Una Civiltà per lungo tempo sminuita dall’atteggiamento dogmatico, spesso irremovibile e per certi versi incomprensibile, di una parte consistente della comunità accademica e degli operatori di settore.
Oggi, alla luce dei numerosi indizi acquisiti dalle indagini storico/archeologiche, antropologiche e genetiche, rinvenuti nelle fonti letterarie più antiche nonché in quelle più recenti, dagli innumerevoli studi di settore anche di contenuto scientifico o ritenuto tale, dall’interpretazione dei miti e delle leggende che in diversa maniera si ricollegano alla nostra isola, si è andato a delineare uno stato di cose idoneo a suggerire la revisione di molte posizioni del passato, confutandone i capisaldi.
Si propone, qui di seguito, l’elencazione di alcuni degli “elementi” più significativi a sostegno di quanto sinora asserito:
- Dagli studi genetici più recenti (Francalacci, Cucca…) risulta che il DNA dei Sardi è il più simile a quello degli europei preistorici. Ciò significa che la Sardegna, a causa di un lunghissimo isolamento, è una terra che non ha mai subito gli effetti di quelle invasioni totalmente “sostitutive”, assurte a postulato nella gran parte della vigente bibliografia storico/archeologica.
- Da ciò potrebbe dedursi che anche i processi evolutivi della Civiltà Sarda, le tradizioni manifatturiere, l’architettura, la capacità di estrarre materie prime e la loro trasformazione, la navigazione, il commercio, la produzione di utensili, lo spirito religioso e quant’altro, si siano sviluppati all’interno della stessa Isola, o comunque con influssi esterni relativamente moderati.
- I più recenti ritrovamenti archeologici, avvenuti anche e soprattutto all’esterno della Sardegna, consentono di poter affermare che i “I Sardi nuragici navigavano… erano i nuragici che avevano in mano il commercio del rame nel Mediterraneo…” (Lo Schiavo). Ciò ribalta l’assioma contrario, tuttora sostenuto da gran parte della comunità scientifica più titolata.
- Nel suo “Shardana e Sardegna. I popoli del mare, gli alleati del Nordafrica e la fine dei Grandi Regni (XV-XII secolo a.C.)”, il professor Giovanni Ugas, dopo aver presentato e analizzato nel dettaglio un’enormità di documenti, collazionati in quarant’anni di studi e scavi, conclude asserendo che le popolazioni denominate Shardana -centrali nella costituzione di quella coalizione dei così detti “Popoli del Mare” che per tre secoli effettuò “scorribande” nel Mediterraneo orientale-, possano a ragione identificarsi con gli antichi abitanti della Sardegna.
- Nei vari libri di archeologia indipendente ( Scintu, Mura, Maggiolo…), ma anche nelle parole di personaggi internazionali titolati come il rabbino israeliano Gabriel Hagal, paleologo e filologo dell’Università cattolica di Parigi, si afferma che la città e “la terra dei metalli” di Tartesso, richiamate più volte nella Bibbia, fossero un tempo ubicate, con ottima probabilità, nella Sardegna nuragica.
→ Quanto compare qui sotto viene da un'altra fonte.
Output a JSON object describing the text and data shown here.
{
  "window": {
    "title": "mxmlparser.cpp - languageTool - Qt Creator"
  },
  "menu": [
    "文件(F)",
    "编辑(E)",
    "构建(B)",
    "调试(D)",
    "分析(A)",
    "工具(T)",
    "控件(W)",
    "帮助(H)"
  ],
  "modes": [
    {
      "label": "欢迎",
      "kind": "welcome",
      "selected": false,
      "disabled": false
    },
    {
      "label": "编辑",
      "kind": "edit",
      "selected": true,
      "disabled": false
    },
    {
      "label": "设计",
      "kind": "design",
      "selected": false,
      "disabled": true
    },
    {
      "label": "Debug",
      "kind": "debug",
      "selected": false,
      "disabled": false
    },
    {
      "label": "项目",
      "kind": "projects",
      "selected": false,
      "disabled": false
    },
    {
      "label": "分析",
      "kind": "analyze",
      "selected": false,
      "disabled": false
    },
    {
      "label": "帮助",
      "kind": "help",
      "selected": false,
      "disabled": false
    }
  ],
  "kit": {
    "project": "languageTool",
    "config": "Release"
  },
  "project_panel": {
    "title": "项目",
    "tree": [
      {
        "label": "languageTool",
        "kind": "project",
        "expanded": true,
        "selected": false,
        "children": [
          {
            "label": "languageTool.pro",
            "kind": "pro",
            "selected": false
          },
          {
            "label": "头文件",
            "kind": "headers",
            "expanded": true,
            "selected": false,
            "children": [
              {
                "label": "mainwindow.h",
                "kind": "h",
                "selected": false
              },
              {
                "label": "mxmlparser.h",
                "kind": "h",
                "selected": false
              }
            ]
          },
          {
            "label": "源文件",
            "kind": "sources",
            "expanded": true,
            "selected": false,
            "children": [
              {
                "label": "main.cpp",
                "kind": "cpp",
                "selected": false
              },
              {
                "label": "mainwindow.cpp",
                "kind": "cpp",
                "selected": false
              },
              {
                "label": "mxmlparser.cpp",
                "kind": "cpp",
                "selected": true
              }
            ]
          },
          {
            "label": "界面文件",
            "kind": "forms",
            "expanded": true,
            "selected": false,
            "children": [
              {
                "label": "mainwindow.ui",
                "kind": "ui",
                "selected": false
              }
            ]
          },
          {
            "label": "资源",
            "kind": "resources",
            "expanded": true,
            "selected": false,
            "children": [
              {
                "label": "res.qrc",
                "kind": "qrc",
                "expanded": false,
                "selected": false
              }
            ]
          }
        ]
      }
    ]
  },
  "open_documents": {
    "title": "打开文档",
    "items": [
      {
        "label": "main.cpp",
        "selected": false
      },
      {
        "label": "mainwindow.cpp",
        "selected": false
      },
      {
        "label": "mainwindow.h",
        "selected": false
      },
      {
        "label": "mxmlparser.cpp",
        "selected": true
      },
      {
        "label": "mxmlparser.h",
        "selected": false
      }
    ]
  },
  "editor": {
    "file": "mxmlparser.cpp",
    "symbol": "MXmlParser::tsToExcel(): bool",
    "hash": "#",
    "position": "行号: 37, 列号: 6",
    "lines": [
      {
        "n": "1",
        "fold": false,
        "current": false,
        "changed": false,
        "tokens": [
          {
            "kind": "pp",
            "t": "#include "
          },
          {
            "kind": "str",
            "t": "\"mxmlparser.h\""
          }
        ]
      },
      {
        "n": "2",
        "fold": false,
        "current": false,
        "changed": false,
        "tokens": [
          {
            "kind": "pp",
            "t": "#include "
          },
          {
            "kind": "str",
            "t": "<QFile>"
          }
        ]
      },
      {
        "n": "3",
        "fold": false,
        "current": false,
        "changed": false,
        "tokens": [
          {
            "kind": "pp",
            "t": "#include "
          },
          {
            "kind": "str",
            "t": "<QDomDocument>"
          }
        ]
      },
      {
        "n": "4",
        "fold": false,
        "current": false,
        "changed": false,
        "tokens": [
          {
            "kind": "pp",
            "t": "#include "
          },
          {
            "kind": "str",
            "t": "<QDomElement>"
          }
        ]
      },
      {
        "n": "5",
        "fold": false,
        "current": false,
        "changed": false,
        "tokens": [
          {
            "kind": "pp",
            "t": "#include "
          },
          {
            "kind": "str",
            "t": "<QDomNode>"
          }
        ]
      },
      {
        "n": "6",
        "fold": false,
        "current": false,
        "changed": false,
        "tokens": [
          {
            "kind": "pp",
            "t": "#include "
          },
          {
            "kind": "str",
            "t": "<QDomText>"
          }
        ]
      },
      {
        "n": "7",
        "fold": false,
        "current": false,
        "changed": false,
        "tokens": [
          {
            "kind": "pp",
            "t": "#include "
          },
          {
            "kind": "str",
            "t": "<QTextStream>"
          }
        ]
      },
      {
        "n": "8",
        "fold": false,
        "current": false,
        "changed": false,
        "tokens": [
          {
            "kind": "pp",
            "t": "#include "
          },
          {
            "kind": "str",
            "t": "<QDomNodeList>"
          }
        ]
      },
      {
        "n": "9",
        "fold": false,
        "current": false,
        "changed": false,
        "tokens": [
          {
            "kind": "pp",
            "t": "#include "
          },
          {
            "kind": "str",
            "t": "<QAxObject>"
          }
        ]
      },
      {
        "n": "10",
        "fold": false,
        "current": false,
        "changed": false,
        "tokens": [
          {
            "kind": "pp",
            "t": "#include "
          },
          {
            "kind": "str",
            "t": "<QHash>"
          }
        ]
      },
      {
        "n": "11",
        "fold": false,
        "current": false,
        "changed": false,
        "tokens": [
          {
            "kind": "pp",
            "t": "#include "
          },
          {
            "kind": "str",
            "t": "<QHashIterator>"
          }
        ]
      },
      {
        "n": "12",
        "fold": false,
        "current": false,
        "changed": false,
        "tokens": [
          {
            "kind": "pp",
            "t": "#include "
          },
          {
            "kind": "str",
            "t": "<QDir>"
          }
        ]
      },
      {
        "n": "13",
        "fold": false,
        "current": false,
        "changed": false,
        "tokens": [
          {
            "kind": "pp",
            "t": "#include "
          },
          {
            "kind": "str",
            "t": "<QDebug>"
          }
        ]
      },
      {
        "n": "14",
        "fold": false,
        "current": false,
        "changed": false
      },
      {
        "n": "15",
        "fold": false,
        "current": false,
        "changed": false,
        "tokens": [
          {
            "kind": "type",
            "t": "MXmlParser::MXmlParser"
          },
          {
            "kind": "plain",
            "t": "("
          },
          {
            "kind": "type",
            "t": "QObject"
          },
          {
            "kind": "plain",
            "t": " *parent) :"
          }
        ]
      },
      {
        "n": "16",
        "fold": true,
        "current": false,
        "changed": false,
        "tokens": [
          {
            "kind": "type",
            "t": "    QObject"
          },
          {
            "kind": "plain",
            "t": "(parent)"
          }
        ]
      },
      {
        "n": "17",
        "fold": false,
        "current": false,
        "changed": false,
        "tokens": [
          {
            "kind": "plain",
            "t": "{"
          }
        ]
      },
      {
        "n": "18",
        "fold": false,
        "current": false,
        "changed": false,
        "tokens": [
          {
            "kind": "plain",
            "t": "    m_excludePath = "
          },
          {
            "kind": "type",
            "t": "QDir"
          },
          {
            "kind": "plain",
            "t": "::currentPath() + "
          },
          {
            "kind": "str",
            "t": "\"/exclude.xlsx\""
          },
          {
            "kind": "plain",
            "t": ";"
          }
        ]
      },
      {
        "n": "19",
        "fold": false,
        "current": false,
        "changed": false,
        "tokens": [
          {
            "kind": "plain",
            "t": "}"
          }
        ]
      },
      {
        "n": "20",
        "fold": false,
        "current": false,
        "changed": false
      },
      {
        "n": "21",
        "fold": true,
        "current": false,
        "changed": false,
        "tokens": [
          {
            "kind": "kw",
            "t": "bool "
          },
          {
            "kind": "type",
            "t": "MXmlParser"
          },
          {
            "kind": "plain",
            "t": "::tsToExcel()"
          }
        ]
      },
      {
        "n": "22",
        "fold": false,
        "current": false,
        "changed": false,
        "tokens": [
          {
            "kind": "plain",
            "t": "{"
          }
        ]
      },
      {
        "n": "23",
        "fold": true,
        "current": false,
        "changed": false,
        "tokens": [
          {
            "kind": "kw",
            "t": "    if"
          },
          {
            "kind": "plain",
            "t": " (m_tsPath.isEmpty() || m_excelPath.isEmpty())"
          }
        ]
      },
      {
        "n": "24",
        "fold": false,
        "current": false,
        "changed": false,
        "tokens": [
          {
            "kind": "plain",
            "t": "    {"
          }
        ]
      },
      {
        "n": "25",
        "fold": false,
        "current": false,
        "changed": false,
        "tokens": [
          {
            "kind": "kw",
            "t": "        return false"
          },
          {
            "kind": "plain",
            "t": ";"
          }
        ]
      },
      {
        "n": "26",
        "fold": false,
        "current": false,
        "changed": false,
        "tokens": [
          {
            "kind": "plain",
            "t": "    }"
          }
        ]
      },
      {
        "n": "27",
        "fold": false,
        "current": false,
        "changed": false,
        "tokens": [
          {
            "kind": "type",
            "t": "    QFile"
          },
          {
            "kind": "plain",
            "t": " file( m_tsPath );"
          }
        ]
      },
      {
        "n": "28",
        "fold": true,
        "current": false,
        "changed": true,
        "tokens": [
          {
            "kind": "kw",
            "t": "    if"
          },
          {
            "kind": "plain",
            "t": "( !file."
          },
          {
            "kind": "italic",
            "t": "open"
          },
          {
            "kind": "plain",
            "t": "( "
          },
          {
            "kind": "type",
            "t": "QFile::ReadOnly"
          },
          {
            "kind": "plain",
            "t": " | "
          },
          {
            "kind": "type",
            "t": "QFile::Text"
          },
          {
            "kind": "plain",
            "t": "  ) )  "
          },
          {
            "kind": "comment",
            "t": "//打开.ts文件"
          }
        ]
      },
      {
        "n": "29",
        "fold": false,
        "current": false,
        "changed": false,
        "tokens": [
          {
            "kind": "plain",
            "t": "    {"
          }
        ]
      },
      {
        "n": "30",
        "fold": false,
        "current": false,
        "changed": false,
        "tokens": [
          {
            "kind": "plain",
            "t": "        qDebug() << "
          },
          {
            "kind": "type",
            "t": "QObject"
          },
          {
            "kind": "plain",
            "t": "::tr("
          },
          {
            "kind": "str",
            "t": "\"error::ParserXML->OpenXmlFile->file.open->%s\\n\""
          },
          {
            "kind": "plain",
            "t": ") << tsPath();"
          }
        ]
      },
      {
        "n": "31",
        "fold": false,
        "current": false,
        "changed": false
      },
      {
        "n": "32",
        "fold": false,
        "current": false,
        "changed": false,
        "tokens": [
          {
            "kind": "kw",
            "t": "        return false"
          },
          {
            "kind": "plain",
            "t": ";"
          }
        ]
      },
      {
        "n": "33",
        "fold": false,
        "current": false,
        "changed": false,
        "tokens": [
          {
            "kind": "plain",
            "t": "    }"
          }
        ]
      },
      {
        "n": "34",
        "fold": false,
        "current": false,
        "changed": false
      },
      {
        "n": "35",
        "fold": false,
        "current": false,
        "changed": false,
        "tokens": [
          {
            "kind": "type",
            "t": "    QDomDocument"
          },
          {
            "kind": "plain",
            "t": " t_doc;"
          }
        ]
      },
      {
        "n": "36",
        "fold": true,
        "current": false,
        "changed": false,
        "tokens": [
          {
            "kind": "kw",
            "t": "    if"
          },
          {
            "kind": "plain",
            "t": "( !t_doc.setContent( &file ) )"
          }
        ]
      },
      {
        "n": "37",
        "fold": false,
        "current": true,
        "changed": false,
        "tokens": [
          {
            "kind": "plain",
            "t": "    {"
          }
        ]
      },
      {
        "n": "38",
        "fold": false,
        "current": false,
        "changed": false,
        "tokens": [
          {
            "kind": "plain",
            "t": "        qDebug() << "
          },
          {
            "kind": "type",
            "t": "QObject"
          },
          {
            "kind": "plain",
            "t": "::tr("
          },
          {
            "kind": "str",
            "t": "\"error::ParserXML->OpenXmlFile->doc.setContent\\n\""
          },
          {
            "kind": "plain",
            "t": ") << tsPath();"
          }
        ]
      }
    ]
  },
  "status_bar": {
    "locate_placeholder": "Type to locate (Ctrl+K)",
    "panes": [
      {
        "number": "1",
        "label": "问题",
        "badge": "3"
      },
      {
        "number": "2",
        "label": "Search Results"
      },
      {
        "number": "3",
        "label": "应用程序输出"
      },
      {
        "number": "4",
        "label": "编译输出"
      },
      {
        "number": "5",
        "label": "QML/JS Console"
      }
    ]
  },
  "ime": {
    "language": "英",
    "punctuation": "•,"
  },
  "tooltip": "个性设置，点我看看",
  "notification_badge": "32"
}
- Le evidenze archeologiche mostrano peraltro una forte antropizzazione della nostra regione già dalla preistoria, come lascia intuire la presenza di un numero sterminato di monumenti dell’epoca, tra i quali si annoverano circa 3500 “domus de Janas”, più di 7000 nuraghi, un numero indefinito di villaggi nuragici, “tombe di Giganti”, dolmen, menhir, pozzi sacri, oltre a strutture adibite al culto e a riti comunitari, alla produzione e commercializzazione di oggetti metallici e/o ad altra destinazione.
- La quantità di manufatti edilizi prodotti dalle genti dell’isola in tali periodi, induce a pensare che essa dovesse essere abitata da svariate centinaia di migliaia di persone.
- Negli studi dei genetisti si parla di una popolazione che già in periodo pre-nuragico poteva stimarsi intorno alle 700 mila unità.
- La scoperta delle statue dei “Giganti di Monte ’e Prama”, obbliga a valutare sotto una prospettiva diversa la capacità e profondità culturale della Civiltà Sarda.
- Davanti a tanta magnificenza non vi sono prove archeologiche sufficienti per dimostrare che i processi evolutivi della Civiltà Sarda non siano stati prevalentemente endogeni.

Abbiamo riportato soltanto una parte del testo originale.